La reducción del 30% en el presupuesto que dedica Meta a esta tecnología puede leerse como su sentencia de muerte o como una fase natural dentro de una estrategia a largo plazo
Mark Zuckerberg ya no habla tanto del metaverso. Apenas lo menciona en las entrevistas que da, en sus intervenciones públicas o en las reuniones con accionistas. Es llamativo, porque, en octubre de 2021, presentó esta nueva “tecnología de tecnologías” como el futuro de su grupo, que hasta se rebautizó como Meta en un momento de fuerte crisis reputacional. El metaverso era llevar internet al siguiente estadio: superar las dos dimensiones para sumergirse en un mundo enteramente virtual, meternos en internet. Ese nuevo mundo, aseguró el magnate, movería “centenares de miles de millones de dólares” para 2031. Algunos analistas llegaron a aventurar que el negocio del metaverso movería unos 800.000 millones ya en 2024.

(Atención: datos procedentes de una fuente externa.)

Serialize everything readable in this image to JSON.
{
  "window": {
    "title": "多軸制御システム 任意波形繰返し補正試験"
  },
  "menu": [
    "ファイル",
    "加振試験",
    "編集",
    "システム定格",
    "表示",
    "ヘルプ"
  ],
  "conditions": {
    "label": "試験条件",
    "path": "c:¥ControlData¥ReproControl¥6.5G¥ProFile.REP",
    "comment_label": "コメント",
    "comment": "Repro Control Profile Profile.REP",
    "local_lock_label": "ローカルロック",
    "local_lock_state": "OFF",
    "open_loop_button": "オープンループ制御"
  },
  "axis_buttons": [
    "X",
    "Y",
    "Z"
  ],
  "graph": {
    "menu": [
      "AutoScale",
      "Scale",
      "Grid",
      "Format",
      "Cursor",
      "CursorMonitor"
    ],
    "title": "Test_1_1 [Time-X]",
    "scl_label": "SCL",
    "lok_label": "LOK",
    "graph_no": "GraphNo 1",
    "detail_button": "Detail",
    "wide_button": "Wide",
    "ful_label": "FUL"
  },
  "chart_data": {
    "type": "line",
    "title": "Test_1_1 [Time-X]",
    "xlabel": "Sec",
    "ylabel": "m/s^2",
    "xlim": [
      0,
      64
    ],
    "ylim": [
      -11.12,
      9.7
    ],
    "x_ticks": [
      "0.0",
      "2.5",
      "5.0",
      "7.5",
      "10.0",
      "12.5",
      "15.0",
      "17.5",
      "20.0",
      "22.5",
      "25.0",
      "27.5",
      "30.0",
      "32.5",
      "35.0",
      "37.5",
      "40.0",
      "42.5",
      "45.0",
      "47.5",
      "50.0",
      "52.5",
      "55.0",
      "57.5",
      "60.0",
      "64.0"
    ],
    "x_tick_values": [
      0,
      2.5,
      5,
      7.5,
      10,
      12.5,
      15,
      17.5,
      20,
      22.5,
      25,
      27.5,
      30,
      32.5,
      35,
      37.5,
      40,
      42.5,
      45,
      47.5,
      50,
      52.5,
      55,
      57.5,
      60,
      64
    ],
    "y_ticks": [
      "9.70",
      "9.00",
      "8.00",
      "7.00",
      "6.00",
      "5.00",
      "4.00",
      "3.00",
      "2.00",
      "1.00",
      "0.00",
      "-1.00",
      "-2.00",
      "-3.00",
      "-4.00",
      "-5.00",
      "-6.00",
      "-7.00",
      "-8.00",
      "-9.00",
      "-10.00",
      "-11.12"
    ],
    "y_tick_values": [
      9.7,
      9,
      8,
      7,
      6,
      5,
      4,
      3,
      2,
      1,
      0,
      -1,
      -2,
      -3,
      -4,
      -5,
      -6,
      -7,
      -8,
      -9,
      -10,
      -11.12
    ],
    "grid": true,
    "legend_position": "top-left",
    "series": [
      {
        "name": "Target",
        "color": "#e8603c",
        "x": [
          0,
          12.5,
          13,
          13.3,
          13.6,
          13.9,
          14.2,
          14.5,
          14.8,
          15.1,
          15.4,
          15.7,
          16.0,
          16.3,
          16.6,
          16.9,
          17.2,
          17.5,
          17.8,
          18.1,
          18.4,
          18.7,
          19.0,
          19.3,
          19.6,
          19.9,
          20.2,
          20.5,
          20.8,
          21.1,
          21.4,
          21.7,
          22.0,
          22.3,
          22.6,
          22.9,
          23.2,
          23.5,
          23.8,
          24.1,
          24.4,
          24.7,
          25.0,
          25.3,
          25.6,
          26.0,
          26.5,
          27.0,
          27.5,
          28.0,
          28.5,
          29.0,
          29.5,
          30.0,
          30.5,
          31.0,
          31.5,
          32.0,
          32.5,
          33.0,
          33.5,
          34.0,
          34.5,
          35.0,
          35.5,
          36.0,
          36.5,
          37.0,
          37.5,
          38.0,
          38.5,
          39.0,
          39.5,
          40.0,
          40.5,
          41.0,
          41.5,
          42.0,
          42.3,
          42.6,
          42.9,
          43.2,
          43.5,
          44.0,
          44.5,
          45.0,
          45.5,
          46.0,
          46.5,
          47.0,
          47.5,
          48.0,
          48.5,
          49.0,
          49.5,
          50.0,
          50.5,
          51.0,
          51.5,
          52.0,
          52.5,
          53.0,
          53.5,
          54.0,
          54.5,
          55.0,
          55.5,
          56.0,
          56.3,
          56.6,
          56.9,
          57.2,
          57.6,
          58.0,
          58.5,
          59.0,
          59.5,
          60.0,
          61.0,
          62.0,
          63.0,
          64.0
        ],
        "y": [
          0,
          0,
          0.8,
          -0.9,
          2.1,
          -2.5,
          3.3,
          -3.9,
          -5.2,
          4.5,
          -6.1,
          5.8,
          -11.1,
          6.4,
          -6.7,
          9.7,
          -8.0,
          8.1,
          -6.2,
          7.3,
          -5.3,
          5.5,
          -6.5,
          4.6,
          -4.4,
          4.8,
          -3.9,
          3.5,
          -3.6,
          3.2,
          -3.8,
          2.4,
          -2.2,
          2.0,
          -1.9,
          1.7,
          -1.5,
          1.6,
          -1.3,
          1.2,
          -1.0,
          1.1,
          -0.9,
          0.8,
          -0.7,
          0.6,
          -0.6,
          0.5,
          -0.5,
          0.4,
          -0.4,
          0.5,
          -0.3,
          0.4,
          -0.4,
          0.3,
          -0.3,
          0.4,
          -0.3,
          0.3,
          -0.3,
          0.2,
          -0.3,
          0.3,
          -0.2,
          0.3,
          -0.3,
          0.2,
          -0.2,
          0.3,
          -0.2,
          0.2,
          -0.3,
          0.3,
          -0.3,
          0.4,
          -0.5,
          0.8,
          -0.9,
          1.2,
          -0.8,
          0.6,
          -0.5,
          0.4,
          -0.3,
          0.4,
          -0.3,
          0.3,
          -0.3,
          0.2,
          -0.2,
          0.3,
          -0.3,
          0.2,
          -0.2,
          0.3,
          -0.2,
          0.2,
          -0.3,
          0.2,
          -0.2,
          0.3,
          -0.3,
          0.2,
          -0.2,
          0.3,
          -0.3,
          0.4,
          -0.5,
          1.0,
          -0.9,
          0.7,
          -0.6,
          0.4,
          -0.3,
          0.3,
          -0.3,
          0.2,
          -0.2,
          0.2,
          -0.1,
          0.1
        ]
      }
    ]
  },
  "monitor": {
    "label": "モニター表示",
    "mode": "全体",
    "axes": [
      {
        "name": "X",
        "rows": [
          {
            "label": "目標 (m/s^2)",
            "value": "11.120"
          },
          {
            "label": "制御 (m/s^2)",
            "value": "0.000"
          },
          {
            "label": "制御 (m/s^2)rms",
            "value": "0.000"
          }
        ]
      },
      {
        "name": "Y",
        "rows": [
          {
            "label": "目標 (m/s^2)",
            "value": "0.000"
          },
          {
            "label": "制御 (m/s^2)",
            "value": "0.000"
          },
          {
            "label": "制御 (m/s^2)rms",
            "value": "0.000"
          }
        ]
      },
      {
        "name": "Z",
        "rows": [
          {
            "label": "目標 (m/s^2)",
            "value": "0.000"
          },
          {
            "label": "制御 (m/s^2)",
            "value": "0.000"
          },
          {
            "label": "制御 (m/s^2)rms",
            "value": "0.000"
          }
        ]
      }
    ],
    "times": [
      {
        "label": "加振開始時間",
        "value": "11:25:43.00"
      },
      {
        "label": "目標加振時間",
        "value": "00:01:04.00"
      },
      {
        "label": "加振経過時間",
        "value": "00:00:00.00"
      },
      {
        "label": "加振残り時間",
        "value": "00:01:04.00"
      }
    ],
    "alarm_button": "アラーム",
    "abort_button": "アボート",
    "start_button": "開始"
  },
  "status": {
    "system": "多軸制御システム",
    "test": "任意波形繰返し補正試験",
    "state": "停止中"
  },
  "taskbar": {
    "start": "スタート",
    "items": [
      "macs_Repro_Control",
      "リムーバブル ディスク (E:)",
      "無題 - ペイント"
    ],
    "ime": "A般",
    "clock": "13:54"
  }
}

Parece evidente que esas cifras eran una fantasía. Bloomberg adelantó la semana pasada que la compañía planea recortar el año que viene un 30% el presupuesto dedicado a esta aventura. El ajuste afectaría especialmente a Reality Labs, la división del grupo dedicada a desarrollos a largo plazo, como las gafas de realidad aumentada (las que muestran elementos digitales sobre el plano real) y los visores de realidad virtual. En un resumen del año en su blog, el responsable de Reality Labs, Andrew Bosworth, una de las personas con más influencia sobre Zuckerberg, solo menciona la palabra metaverso en la última frase.